Tumor immunity to murine plasma cell tumors. VII. Expression of H-2 and tumor antigens on Ig synthesis variants of MPC-11.

As a part of our continuing investigations directed toward defining the nature of the antigens on murine plasmacytomas (PCT), MPC-11 and two immunoglobulin (Ig) synthesis variants of this cell line were examined for H-2 and tumor-associated antigen (TAA) expression, and for the possible role of H-2 in the cytotoxic T lymphocyte response to TAA. The tumor lines studied were MPC-11 (an IgG2b producer), MPC-11,662 (a variant which produces only light chains), and NP.2 (a variant which produces neither Ig chain). Both H-2 expression, which was analyzed by flow cytometry and by cold target cell blocking of the activity of cytotoxic T lymphocytes (CTL) generated in allogeneic cultures, and TAA expression, which was analyzed by cold target cell blocking of the activity of tumor-specific CTL generated in syngeneic cultures, were found to be quantitatively similar on the three lines.

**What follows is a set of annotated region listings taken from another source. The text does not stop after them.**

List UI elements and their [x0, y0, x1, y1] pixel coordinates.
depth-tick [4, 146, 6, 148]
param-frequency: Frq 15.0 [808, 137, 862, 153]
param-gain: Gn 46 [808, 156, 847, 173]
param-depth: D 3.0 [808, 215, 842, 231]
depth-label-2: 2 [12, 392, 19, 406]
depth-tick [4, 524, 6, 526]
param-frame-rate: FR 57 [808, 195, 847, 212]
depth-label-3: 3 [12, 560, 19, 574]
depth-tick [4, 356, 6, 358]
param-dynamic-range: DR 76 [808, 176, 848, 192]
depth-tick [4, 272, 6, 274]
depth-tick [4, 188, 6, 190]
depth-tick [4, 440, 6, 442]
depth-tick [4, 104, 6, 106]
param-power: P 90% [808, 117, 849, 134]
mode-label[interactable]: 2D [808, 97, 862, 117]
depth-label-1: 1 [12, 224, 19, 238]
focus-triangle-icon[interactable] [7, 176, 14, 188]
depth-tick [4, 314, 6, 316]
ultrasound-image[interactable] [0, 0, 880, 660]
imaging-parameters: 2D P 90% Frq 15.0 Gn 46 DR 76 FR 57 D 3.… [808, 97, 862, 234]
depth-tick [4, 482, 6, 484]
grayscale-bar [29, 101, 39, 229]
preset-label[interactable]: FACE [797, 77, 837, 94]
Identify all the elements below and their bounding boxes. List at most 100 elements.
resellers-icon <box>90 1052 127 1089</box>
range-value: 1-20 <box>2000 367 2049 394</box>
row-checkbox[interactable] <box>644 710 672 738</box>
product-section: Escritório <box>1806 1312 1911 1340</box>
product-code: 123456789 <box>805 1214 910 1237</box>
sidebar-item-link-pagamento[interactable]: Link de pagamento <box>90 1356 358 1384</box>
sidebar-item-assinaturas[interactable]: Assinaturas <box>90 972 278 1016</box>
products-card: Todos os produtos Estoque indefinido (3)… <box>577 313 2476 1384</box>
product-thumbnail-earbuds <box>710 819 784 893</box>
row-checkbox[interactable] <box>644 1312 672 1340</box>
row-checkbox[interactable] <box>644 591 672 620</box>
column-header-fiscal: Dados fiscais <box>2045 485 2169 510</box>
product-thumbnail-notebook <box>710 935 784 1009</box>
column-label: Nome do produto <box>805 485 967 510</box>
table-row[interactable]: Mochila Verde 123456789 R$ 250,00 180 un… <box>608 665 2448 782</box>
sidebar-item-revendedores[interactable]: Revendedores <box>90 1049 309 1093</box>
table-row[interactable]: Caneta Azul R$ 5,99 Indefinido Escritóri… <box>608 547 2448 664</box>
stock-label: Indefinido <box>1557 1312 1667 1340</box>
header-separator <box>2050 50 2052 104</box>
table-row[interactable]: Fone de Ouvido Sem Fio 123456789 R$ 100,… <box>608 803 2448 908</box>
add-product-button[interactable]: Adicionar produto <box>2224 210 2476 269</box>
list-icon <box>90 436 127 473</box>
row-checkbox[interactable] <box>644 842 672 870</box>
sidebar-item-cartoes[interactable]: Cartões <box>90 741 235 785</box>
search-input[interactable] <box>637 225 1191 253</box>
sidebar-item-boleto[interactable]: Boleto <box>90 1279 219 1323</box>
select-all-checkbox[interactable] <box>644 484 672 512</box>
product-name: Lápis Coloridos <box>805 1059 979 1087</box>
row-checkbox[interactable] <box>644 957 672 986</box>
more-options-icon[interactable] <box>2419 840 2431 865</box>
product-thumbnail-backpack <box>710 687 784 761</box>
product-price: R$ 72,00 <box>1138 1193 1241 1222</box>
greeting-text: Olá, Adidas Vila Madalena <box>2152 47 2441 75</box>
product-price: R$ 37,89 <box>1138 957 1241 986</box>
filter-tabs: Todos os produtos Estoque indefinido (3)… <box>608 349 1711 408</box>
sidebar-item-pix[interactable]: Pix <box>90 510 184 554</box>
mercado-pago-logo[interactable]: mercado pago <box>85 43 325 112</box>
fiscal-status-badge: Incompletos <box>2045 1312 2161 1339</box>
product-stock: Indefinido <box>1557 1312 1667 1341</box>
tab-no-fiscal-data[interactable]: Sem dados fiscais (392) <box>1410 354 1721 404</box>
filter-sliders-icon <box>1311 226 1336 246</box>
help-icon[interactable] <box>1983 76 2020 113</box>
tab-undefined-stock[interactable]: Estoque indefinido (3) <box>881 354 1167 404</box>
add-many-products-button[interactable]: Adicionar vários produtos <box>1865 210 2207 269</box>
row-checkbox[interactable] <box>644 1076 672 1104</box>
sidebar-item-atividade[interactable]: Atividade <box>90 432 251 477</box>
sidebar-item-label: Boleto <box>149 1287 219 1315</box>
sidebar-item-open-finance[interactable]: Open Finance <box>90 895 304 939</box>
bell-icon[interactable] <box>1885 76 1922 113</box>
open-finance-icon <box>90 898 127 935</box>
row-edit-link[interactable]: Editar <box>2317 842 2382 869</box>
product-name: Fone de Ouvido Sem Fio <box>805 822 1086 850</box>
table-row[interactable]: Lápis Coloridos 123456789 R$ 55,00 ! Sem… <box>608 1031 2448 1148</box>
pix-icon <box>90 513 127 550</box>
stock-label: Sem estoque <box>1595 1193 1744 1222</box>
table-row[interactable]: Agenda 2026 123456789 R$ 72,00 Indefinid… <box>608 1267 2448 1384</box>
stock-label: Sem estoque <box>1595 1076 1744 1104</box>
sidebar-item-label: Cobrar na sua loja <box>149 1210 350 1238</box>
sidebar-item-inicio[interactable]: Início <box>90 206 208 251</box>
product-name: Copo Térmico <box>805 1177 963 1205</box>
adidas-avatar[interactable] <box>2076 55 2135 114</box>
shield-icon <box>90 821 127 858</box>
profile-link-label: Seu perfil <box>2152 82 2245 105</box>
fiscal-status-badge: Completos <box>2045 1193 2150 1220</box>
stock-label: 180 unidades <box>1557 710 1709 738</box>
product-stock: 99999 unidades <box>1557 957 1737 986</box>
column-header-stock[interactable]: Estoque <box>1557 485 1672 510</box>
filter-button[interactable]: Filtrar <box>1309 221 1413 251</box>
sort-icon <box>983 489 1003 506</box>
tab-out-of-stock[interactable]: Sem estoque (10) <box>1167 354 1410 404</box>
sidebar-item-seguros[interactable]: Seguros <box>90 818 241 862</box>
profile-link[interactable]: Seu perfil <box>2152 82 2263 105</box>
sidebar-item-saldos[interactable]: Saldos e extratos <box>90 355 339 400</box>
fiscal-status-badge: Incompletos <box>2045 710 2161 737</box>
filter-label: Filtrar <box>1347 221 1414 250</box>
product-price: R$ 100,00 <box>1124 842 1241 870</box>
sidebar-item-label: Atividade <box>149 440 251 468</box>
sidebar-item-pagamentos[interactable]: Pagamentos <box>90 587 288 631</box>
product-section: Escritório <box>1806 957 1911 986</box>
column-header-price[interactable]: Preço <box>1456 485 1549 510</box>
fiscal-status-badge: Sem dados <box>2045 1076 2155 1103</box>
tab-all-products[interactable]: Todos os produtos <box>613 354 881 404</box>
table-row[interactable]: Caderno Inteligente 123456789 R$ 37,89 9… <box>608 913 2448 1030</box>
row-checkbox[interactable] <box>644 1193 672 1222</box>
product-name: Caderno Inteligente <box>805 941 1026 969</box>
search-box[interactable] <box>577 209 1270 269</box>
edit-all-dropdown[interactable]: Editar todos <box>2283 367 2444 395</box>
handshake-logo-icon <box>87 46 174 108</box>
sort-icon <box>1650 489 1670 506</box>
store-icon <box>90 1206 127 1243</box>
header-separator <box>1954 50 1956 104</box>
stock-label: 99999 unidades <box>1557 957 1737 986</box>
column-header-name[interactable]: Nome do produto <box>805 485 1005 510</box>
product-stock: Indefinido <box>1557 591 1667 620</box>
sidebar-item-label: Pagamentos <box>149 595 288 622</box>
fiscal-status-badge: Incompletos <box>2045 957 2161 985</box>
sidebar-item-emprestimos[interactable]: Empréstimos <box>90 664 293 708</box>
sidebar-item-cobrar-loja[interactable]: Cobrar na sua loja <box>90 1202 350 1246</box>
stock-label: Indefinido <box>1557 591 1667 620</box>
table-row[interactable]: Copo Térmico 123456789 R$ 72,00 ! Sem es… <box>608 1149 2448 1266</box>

When a possible association between H-2 and TAA expression was examined by testing the ability of anti H-2 sera to block tumor-specific CTL directed against MPC-11, no association between H-2 and TAA was detected. The results of these studies provide new information about H-2 and TAA expression on murine PCT. Furthermore, they suggest that changes in H-2 and TAA expression which have been reported to sometimes accompany loss of Ig synthesis may represent independent genetic, phenotypic, or metabolic variations, rather than alterations linked to the loss of Ig synthesis. In addition, these results, in agreement with out previous studies on MPC-11, support the concept that there is not an obligatory association of TAA with H-2 on the surface of murine PCT. Because these results differ from those reported in some other systems in which an association between H-2 and TAA on murine PCT was demonstrated, it must be emphasized that the TAA of PCT appear to be quite heterogeneous, and more investigations will be necessary in order to clearly define these antigen and the T-cell response to each of them.